TVA Nouvelles
- Type: Department of TVA
- Industry: Media
- Founded: 1972
- Headquarters: Montreal, Quebec, Canada
- Key people: Martin Picard, Chief Content Officer
- Owner: TVA
- Website: www.tvanouvelles.ca

= TVA Nouvelles =

Canadian network news division

TVA Nouvelles is the news division of TVA, a French language television network in Canada.

Programs produced by the division include nightly local and national newscasts branded as TVA Nouvelles, as well as the news magazine program JE. The division also owns and operates the 24-hour news channel Le Canal Nouvelles.

In September 2020, the Group announced that Serge Fortin, who was managing the activities of TVA Nouvelles and LCN since 2004, would be replaced by Martin Picard, vice president and chief content officer.

==Mornings==
In the mornings, TVA Nouvelles airs as headline news segments during the network's morning show Salut, Bonjour!. This program is hosted by Ève-Marie Lortie weekdays from Montreal, and Richard Turcotte on weekends from Quebec City.

Lortie was previously the weekend host of Salut, bonjour!, until moving to weekdays in 2024 following the retirement of longtime weekday host Gino Chouinard.

==Noon==
At noon, TVA Nouvelles airs for one hour weekdays and half an hour on weekends. Two weekday editions are produced, with Julie Marcoux anchoring from Montreal for stations in western Quebec markets (Gatineau/Ottawa, Sherbrooke, Trois-Rivières and Rouyn-Noranda), and Julie Couture anchoring from Quebec City for stations in eastern Quebec (Rimouski, Rivière-du-Loup/Carleton-sur-Mer and Saguenay).
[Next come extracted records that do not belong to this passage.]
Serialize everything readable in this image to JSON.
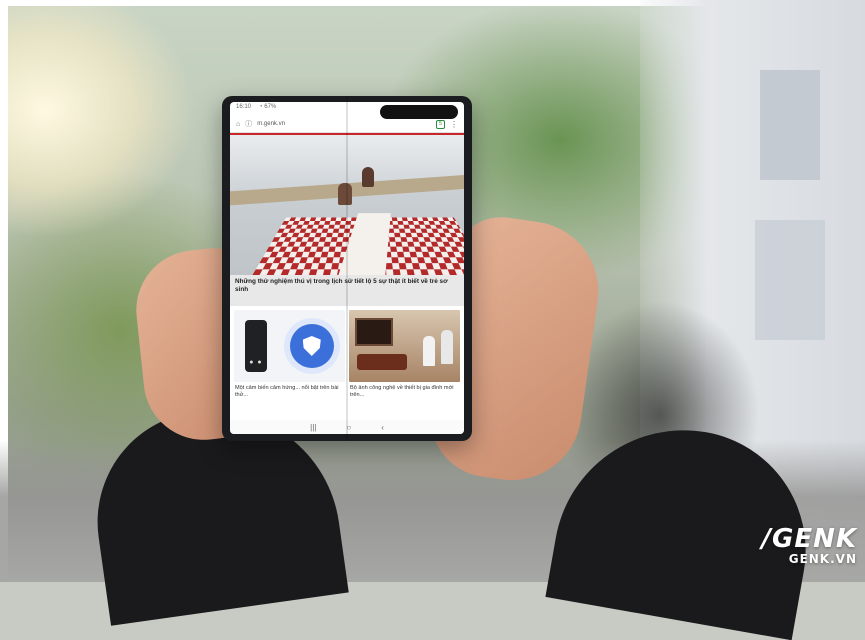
{
  "browser": {
    "status_time": "16:10",
    "status_right": "◔ 67%",
    "url": "m.genk.vn",
    "tabs_count": "5"
  },
  "article": {
    "headline": "Những thử nghiệm thú vị trong lịch sử tiết lộ 5 sự thật ít biết về trẻ sơ sinh"
  },
  "cards": [
    {
      "caption": "Một cảm biến cảm hứng... nổi bật trên bài thử..."
    },
    {
      "caption": "Bộ ảnh công nghệ về thiết bị gia đình mới trên..."
    }
  ],
  "watermark": {
    "mark": "/GENK",
    "sub": "GENK.VN"
  },
  "colors": {
    "accent_red": "#c9262c",
    "shield_blue": "#3b6fd9"
  }
}
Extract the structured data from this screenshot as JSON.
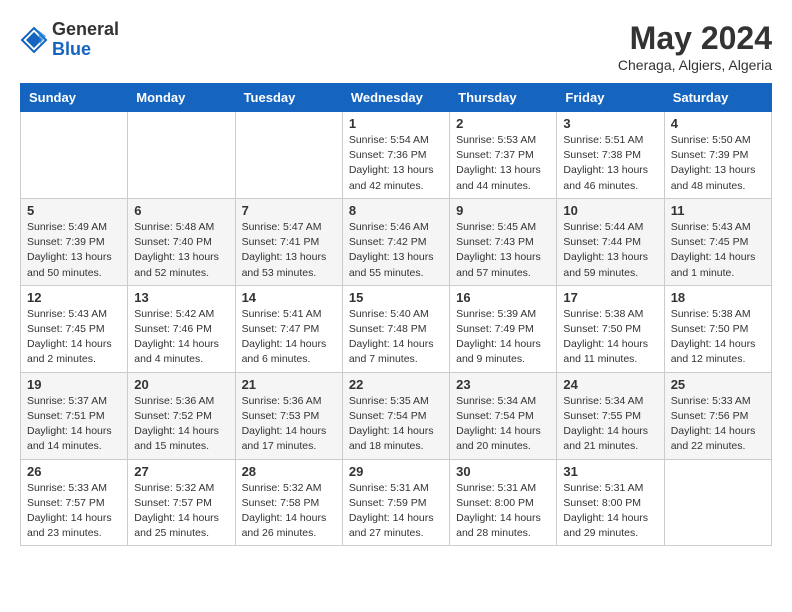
{
  "header": {
    "logo_line1": "General",
    "logo_line2": "Blue",
    "month_title": "May 2024",
    "subtitle": "Cheraga, Algiers, Algeria"
  },
  "weekdays": [
    "Sunday",
    "Monday",
    "Tuesday",
    "Wednesday",
    "Thursday",
    "Friday",
    "Saturday"
  ],
  "weeks": [
    [
      {
        "day": "",
        "info": ""
      },
      {
        "day": "",
        "info": ""
      },
      {
        "day": "",
        "info": ""
      },
      {
        "day": "1",
        "info": "Sunrise: 5:54 AM\nSunset: 7:36 PM\nDaylight: 13 hours\nand 42 minutes."
      },
      {
        "day": "2",
        "info": "Sunrise: 5:53 AM\nSunset: 7:37 PM\nDaylight: 13 hours\nand 44 minutes."
      },
      {
        "day": "3",
        "info": "Sunrise: 5:51 AM\nSunset: 7:38 PM\nDaylight: 13 hours\nand 46 minutes."
      },
      {
        "day": "4",
        "info": "Sunrise: 5:50 AM\nSunset: 7:39 PM\nDaylight: 13 hours\nand 48 minutes."
      }
    ],
    [
      {
        "day": "5",
        "info": "Sunrise: 5:49 AM\nSunset: 7:39 PM\nDaylight: 13 hours\nand 50 minutes."
      },
      {
        "day": "6",
        "info": "Sunrise: 5:48 AM\nSunset: 7:40 PM\nDaylight: 13 hours\nand 52 minutes."
      },
      {
        "day": "7",
        "info": "Sunrise: 5:47 AM\nSunset: 7:41 PM\nDaylight: 13 hours\nand 53 minutes."
      },
      {
        "day": "8",
        "info": "Sunrise: 5:46 AM\nSunset: 7:42 PM\nDaylight: 13 hours\nand 55 minutes."
      },
      {
        "day": "9",
        "info": "Sunrise: 5:45 AM\nSunset: 7:43 PM\nDaylight: 13 hours\nand 57 minutes."
      },
      {
        "day": "10",
        "info": "Sunrise: 5:44 AM\nSunset: 7:44 PM\nDaylight: 13 hours\nand 59 minutes."
      },
      {
        "day": "11",
        "info": "Sunrise: 5:43 AM\nSunset: 7:45 PM\nDaylight: 14 hours\nand 1 minute."
      }
    ],
    [
      {
        "day": "12",
        "info": "Sunrise: 5:43 AM\nSunset: 7:45 PM\nDaylight: 14 hours\nand 2 minutes."
      },
      {
        "day": "13",
        "info": "Sunrise: 5:42 AM\nSunset: 7:46 PM\nDaylight: 14 hours\nand 4 minutes."
      },
      {
        "day": "14",
        "info": "Sunrise: 5:41 AM\nSunset: 7:47 PM\nDaylight: 14 hours\nand 6 minutes."
      },
      {
        "day": "15",
        "info": "Sunrise: 5:40 AM\nSunset: 7:48 PM\nDaylight: 14 hours\nand 7 minutes."
      },
      {
        "day": "16",
        "info": "Sunrise: 5:39 AM\nSunset: 7:49 PM\nDaylight: 14 hours\nand 9 minutes."
      },
      {
        "day": "17",
        "info": "Sunrise: 5:38 AM\nSunset: 7:50 PM\nDaylight: 14 hours\nand 11 minutes."
      },
      {
        "day": "18",
        "info": "Sunrise: 5:38 AM\nSunset: 7:50 PM\nDaylight: 14 hours\nand 12 minutes."
      }
    ],
    [
      {
        "day": "19",
        "info": "Sunrise: 5:37 AM\nSunset: 7:51 PM\nDaylight: 14 hours\nand 14 minutes."
      },
      {
        "day": "20",
        "info": "Sunrise: 5:36 AM\nSunset: 7:52 PM\nDaylight: 14 hours\nand 15 minutes."
      },
      {
        "day": "21",
        "info": "Sunrise: 5:36 AM\nSunset: 7:53 PM\nDaylight: 14 hours\nand 17 minutes."
      },
      {
        "day": "22",
        "info": "Sunrise: 5:35 AM\nSunset: 7:54 PM\nDaylight: 14 hours\nand 18 minutes."
      },
      {
        "day": "23",
        "info": "Sunrise: 5:34 AM\nSunset: 7:54 PM\nDaylight: 14 hours\nand 20 minutes."
      },
      {
        "day": "24",
        "info": "Sunrise: 5:34 AM\nSunset: 7:55 PM\nDaylight: 14 hours\nand 21 minutes."
      },
      {
        "day": "25",
        "info": "Sunrise: 5:33 AM\nSunset: 7:56 PM\nDaylight: 14 hours\nand 22 minutes."
      }
    ],
    [
      {
        "day": "26",
        "info": "Sunrise: 5:33 AM\nSunset: 7:57 PM\nDaylight: 14 hours\nand 23 minutes."
      },
      {
        "day": "27",
        "info": "Sunrise: 5:32 AM\nSunset: 7:57 PM\nDaylight: 14 hours\nand 25 minutes."
      },
      {
        "day": "28",
        "info": "Sunrise: 5:32 AM\nSunset: 7:58 PM\nDaylight: 14 hours\nand 26 minutes."
      },
      {
        "day": "29",
        "info": "Sunrise: 5:31 AM\nSunset: 7:59 PM\nDaylight: 14 hours\nand 27 minutes."
      },
      {
        "day": "30",
        "info": "Sunrise: 5:31 AM\nSunset: 8:00 PM\nDaylight: 14 hours\nand 28 minutes."
      },
      {
        "day": "31",
        "info": "Sunrise: 5:31 AM\nSunset: 8:00 PM\nDaylight: 14 hours\nand 29 minutes."
      },
      {
        "day": "",
        "info": ""
      }
    ]
  ]
}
Both programs also have segments set aside for local inserts presented by local anchors.

Marcoux is slated to move to the afternoon (17h et 18h) newscast in June, and will be succeeded as anchor of the noon edition by Philippe-Vincent Foisy.

As most viewers in Canada outside of Quebec receive TVA stations from Montreal or Gatineau/Ottawa, the edition anchored by Marcoux is seen in most of Canada, although parts of New Brunswick receive the Couture edition.

==Afternoon==
At 5 p.m. weekdays, TVA Nouvelles airs for 1.5 hours. This airing consists of a one-hour program anchored by Sophie Thibault, followed by half-hour local programs anchored by a local journalist at each TVA station. Thibault announced her retirement from the network in February 2025, with Julie Marcoux scheduled to succeed her in June.

The local anchors are Pierre Donais on CHOT-DT in Gatineau/Ottawa, Martin Blanchet on CFER-DT in Rimouski, Cindy Simard on CIMT-DT in Rivière-du-Loup and CHAU-DT in Carleton-sur-Mer, Katherine Vandal on CFEM-DT in Rouyn-Noranda, Jean-François Tremblay on CJPM-DT in Saguenay, Sonia Lavoie on CHLT-DT in Sherbrooke and Marie-Claude Paradis-Desfossés on CHEM-DT in Trois-Rivières. Thibault continues as anchor of the final half-hour on CFTM-DT in Montreal, and Couture anchors on CFCM-DT in Quebec City. At 6:30, Thibault continues to anchor for a further half-hour which airs only on LCN.

On weekends, the 5 p.m. program does not air, with only a half-hour edition airing at 6 p.m. and anchored by Hadi Hassin.

==Primetime==
The main national edition of TVA Nouvelles, airing at 10 p.m. for half an hour, is anchored by Pierre-Olivier Zappa weekdays. On weekends, the network simply simulcasts LCN for a half-hour slot, usually at 10:30 p.m. but sometimes delayed to 11 p.m. depending on that evening's earlier programming, rather than directly producing a TVA-specific newscast.

==JE==
The news magazine program JE is anchored by Marie-Christine Bergeron.

==Past staff==
Past anchors of the network's newscasts have included Stéphane Bureau, who remains affiliated with the program as a special contributor, as well as Pierre Bruneau and Michel Jean.